As was common practice in Antwerp artistic practice of that period, Peeters collaborated with other artists. A pair of paintings depicting Fantastic courtly architecture with staffage constitute a collaborative effort of Peeters and Hendrik van Minderhout. Van Minderhout was a Dutch painter active in Antwerp who often contributed the figures to works by local landscape and perspective painters including Wilhelm Schubert van Ehrenberg. The aforementioned pair of pictures, which were made to be hung next to each other, demonstrate the fantastic, almost surreal, aspects of Peeters' imaginary views. One of the canvases provides an idealized view of a palace with round arched loggias supported by columns and the other of a courtly façade with a portico and a balustrade on top. The buildings are placed respectively on the left and right and disappear in the distance with foreshortening at the rear. Each painting continues onto a view of an idealized park landscape with a large pond on which float pleasure ships with swans as figureheads. The backdrop is a blue sky with brightly lit, white-gray clouds. The artist enlivened the scene by having light fall through the loggia arches, which contrasts with the architectural façade, which is in the shade. Groups of figures in the foreground include ladies and gentlemen who are as fanciful as the architecture. The figures are shown in theatrical, stage-like postures, some engaged in conversation. The ladies have towering hairdos and the gentlemen wear turbans or feathered helmets. A black servant carries the train of one of the ladies' dresses. A guard holding a lance is reclining against the façade of one of the palaces. Some dogs are running among these figures.
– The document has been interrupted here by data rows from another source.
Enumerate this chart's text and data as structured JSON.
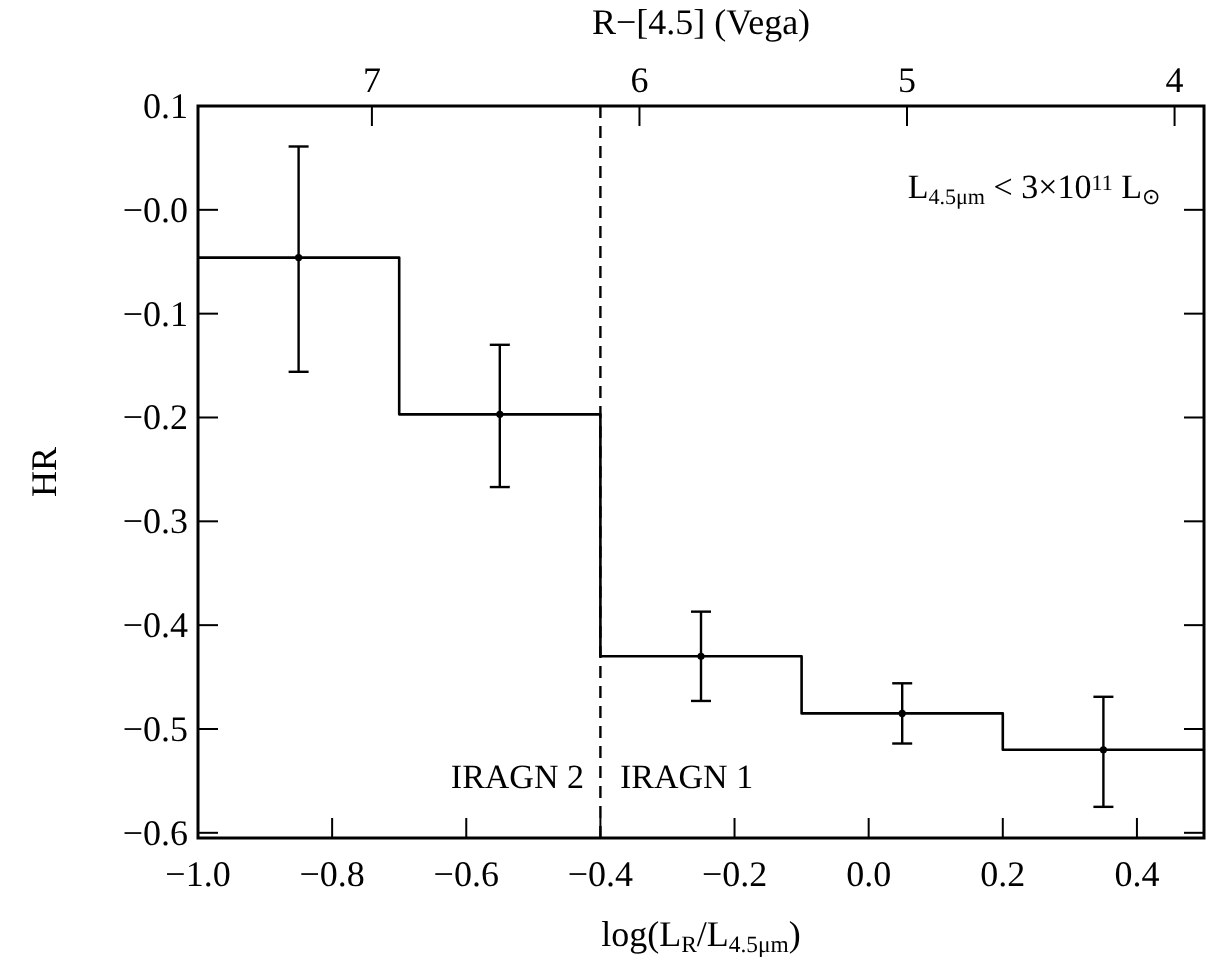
{
  "chart_data": {
    "type": "histogram",
    "xlabel": "log(L$_{R}$/L$_{4.5μm}$)",
    "ylabel": "HR",
    "x2label": "R−[4.5] (Vega)",
    "bins": [
      -1.0,
      -0.7,
      -0.4,
      -0.1,
      0.2,
      0.5
    ],
    "values": [
      -0.046,
      -0.197,
      -0.43,
      -0.485,
      -0.52
    ],
    "color": "#000000",
    "series": [
      {
        "type": "scatter",
        "x": [
          -0.85,
          -0.55,
          -0.25,
          0.05,
          0.35
        ],
        "values": [
          -0.046,
          -0.197,
          -0.43,
          -0.485,
          -0.52
        ],
        "errors": [
          [
            -0.156,
            0.061
          ],
          [
            -0.267,
            -0.13
          ],
          [
            -0.473,
            -0.387
          ],
          [
            -0.514,
            -0.456
          ],
          [
            -0.575,
            -0.469
          ]
        ],
        "color": "#000000"
      }
    ],
    "marker": "circle",
    "xlim": [
      -1.0,
      0.5
    ],
    "xticks": [
      {
        "value": -1.0,
        "label": "−1.0"
      },
      {
        "value": -0.8,
        "label": "−0.8"
      },
      {
        "value": -0.6,
        "label": "−0.6"
      },
      {
        "value": -0.4,
        "label": "−0.4"
      },
      {
        "value": -0.2,
        "label": "−0.2"
      },
      {
        "value": 0,
        "label": "0.0"
      },
      {
        "value": 0.2,
        "label": "0.2"
      },
      {
        "value": 0.4,
        "label": "0.4"
      }
    ],
    "x2lim": [
      7.65,
      3.89
    ],
    "x2ticks": [
      7,
      6,
      5,
      4
    ],
    "ylim": [
      -0.605,
      0.1
    ],
    "yticks": [
      {
        "value": 0.1,
        "label": "0.1"
      },
      {
        "value": 0,
        "label": "−0.0"
      },
      {
        "value": -0.1,
        "label": "−0.1"
      },
      {
        "value": -0.2,
        "label": "−0.2"
      },
      {
        "value": -0.3,
        "label": "−0.3"
      },
      {
        "value": -0.4,
        "label": "−0.4"
      },
      {
        "value": -0.5,
        "label": "−0.5"
      },
      {
        "value": -0.6,
        "label": "−0.6"
      }
    ],
    "ref_lines": [
      {
        "axis": "x",
        "value": -0.4,
        "line_style": "dashed",
        "color": "#000000"
      }
    ],
    "annotations": [
      "IRAGN 2",
      "IRAGN 1",
      "L$_{4.5μm}$ < 3×10$^{11}$ L$_{⊙}$"
    ],
    "grid": false
  }
}
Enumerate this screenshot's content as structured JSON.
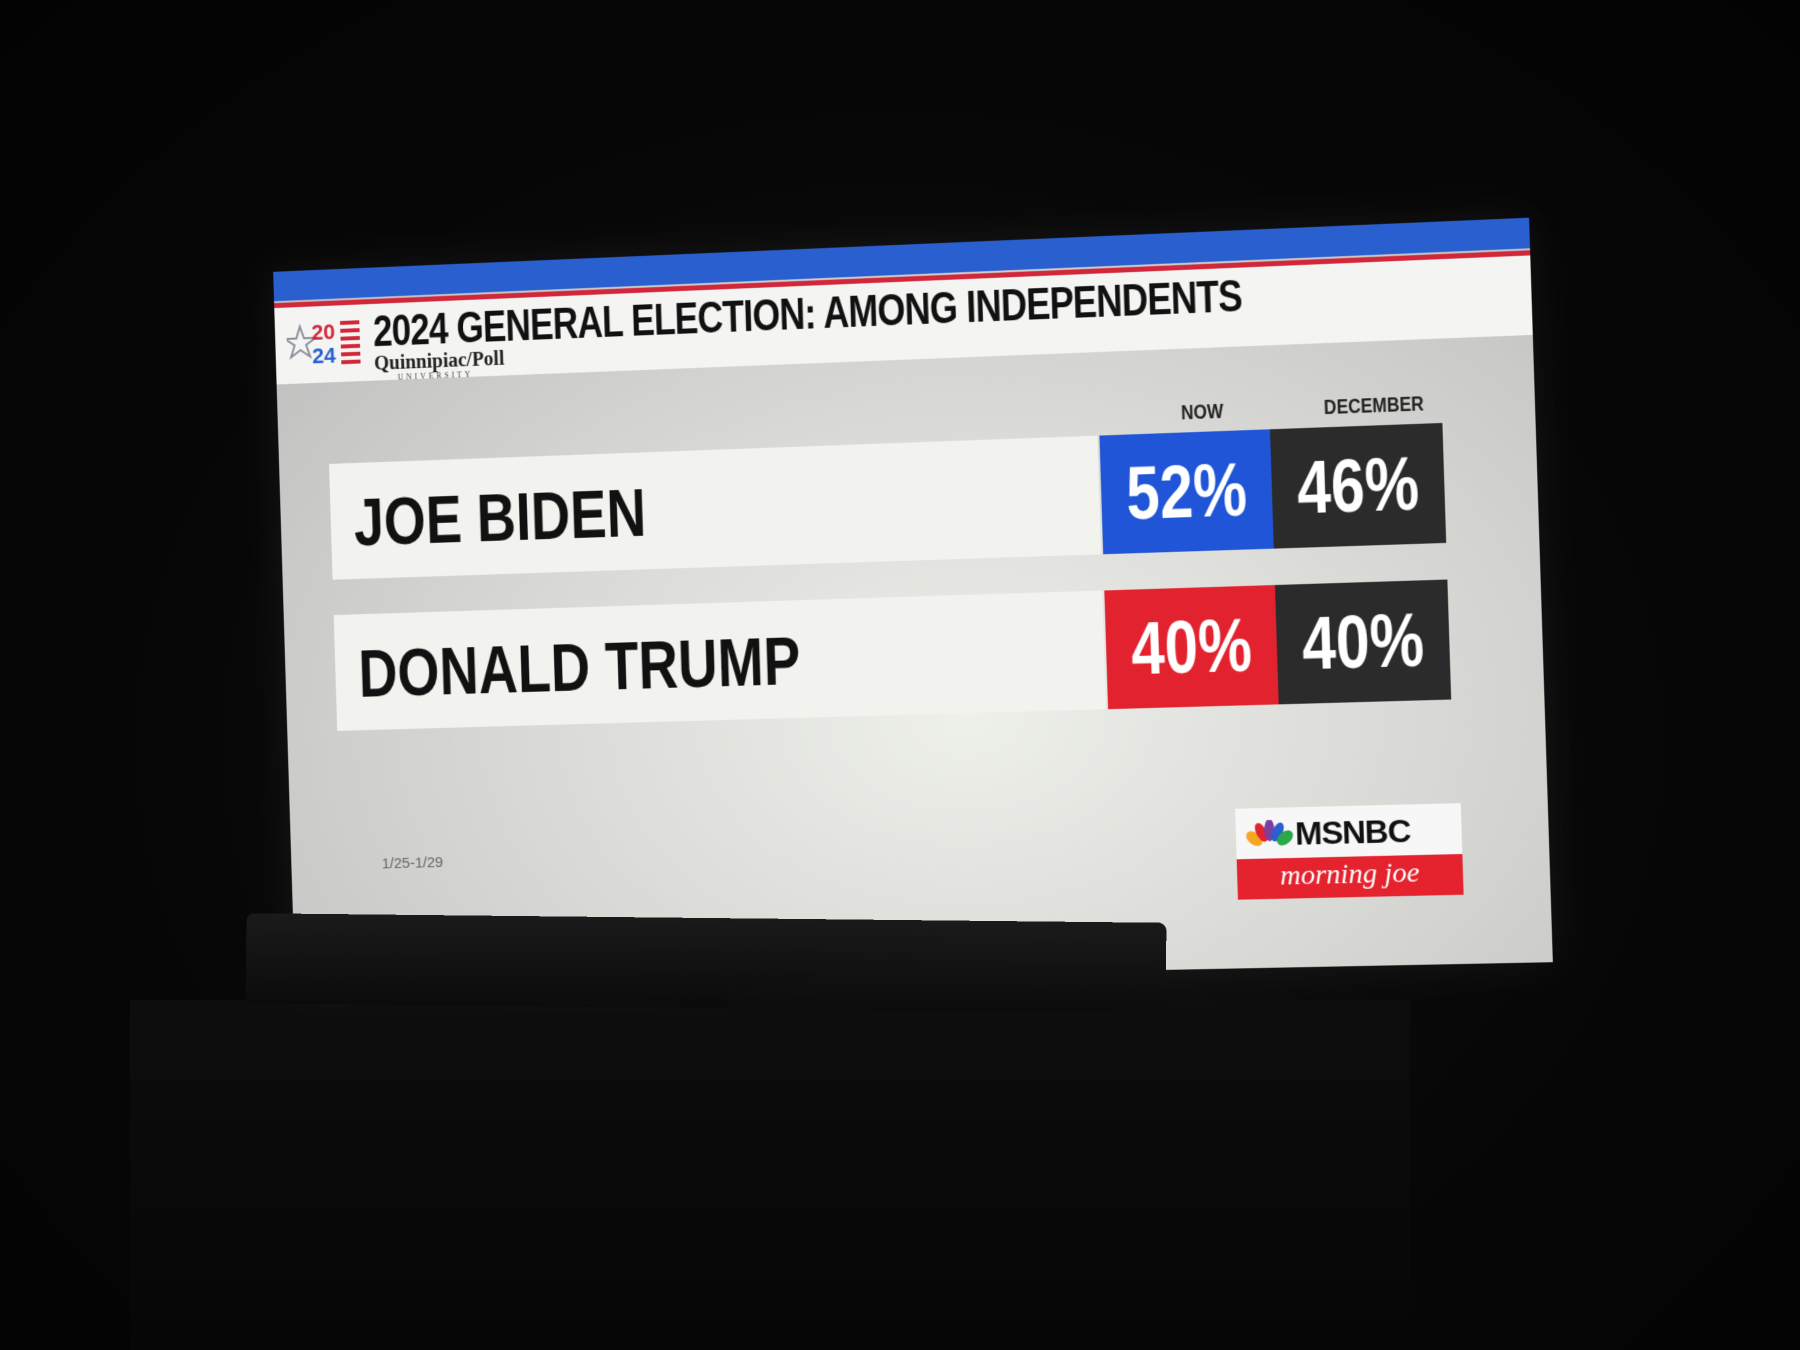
{
  "header": {
    "title": "2024 GENERAL ELECTION: AMONG INDEPENDENTS",
    "logo_year_top": "20",
    "logo_year_bottom": "24",
    "poll_name": "Quinnipiac/Poll",
    "poll_sub": "UNIVERSITY"
  },
  "columns": {
    "now": "NOW",
    "december": "DECEMBER"
  },
  "rows": [
    {
      "name": "JOE BIDEN",
      "now": "52%",
      "december": "46%",
      "now_color": "#1f55d6"
    },
    {
      "name": "DONALD TRUMP",
      "now": "40%",
      "december": "40%",
      "now_color": "#e2232f"
    }
  ],
  "date_range": "1/25-1/29",
  "branding": {
    "network": "MSNBC",
    "show": "morning joe"
  }
}
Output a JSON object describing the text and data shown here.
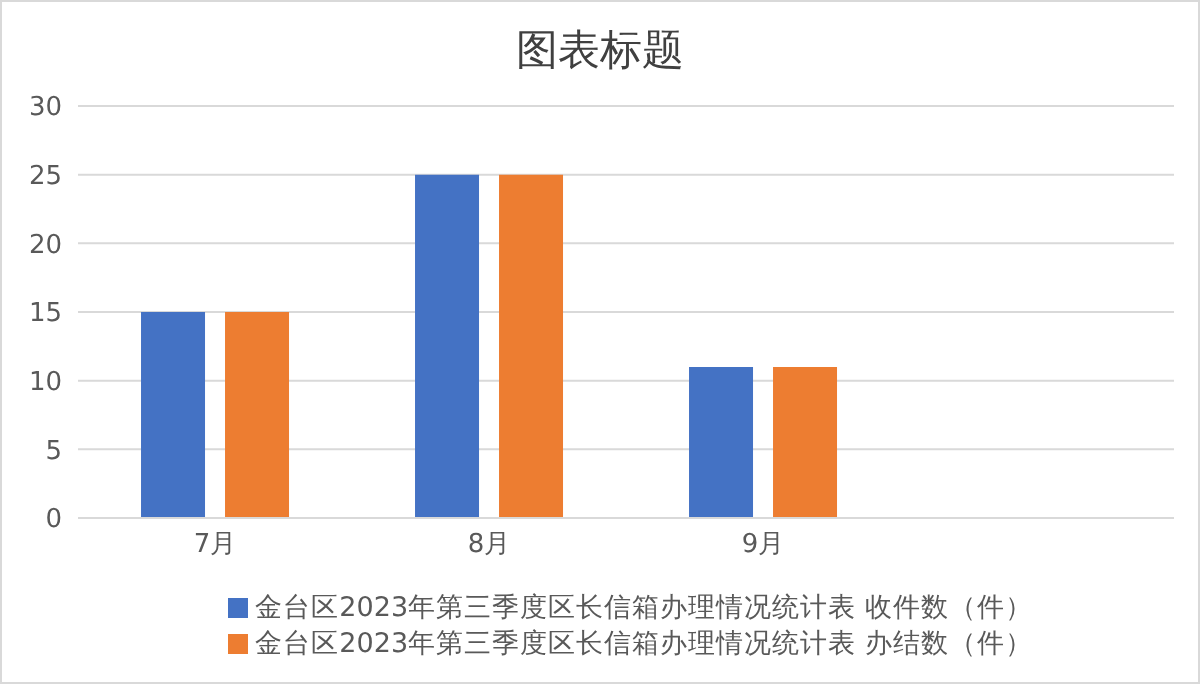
{
  "chart_data": {
    "type": "bar",
    "title": "图表标题",
    "categories": [
      "7月",
      "8月",
      "9月",
      null
    ],
    "series": [
      {
        "name": "金台区2023年第三季度区长信箱办理情况统计表 收件数（件）",
        "color": "#4472c4",
        "values": [
          15,
          25,
          11,
          null
        ]
      },
      {
        "name": "金台区2023年第三季度区长信箱办理情况统计表 办结数（件）",
        "color": "#ed7d31",
        "values": [
          15,
          25,
          11,
          null
        ]
      }
    ],
    "ylim": [
      0,
      30
    ],
    "yticks": [
      0,
      5,
      10,
      15,
      20,
      25,
      30
    ],
    "grid": "y",
    "legend": "bottom"
  }
}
Jacob Balthasar Peeters painted a number of church interiors including of the Jesuit churches of Bruges and Antwerp. This theme was popular in the Low Countries throughout the 17th century. Antwerp artists preferred depicting interiors of high baroque interiors while Dutch artists concentrated on the barren interiors of Protestant churches despoiled of their decorations. In comparison to the earlier church interiors of Flemish and Dutch masters, Peeters' church interiors reflect 18th century artistic preferences through the addition of elegant figures and their attention to detail. One pair of works in the Statens Museum for Kunst in Copenhagen dated 1714 depicts the interior of the Jesuit St. Charles Borromeo Church in Antwerp. A pair of views of the same church were recently on the art market. The works created in 1721 show the church in the state before part of its decoration was destroyed by fire on 18 July 1718. In the fire, the interior of the church, including ceiling murals painted by Peter Paul Rubens, was destroyed. Peeters was able to include the lost decorations in these two compositions by using his own compositions which predated the fire such as the works now in the Statens Museum for Kunst.
Peeters' work shows a strong similarity with other Flemish architecture painters of his time such as Jacobus Ferdinandus Saey and Peeters' own pupil Jan Baptist van der Straeten. The similarities are such that the works of these artists can often not be easily distinguished from each other. A painting depicting the :File:Anton Gunther Gheringh or Jacob Balthasar Peeters - View through an Architectural Setting, Courtyard at Rubens' House.jpg|Courtyard of Rubens' House in Antwerp was possibly painted by Jacob Balthasar Peeters or Anton Gunther Gheringh, another architectural painter active in Antwerp.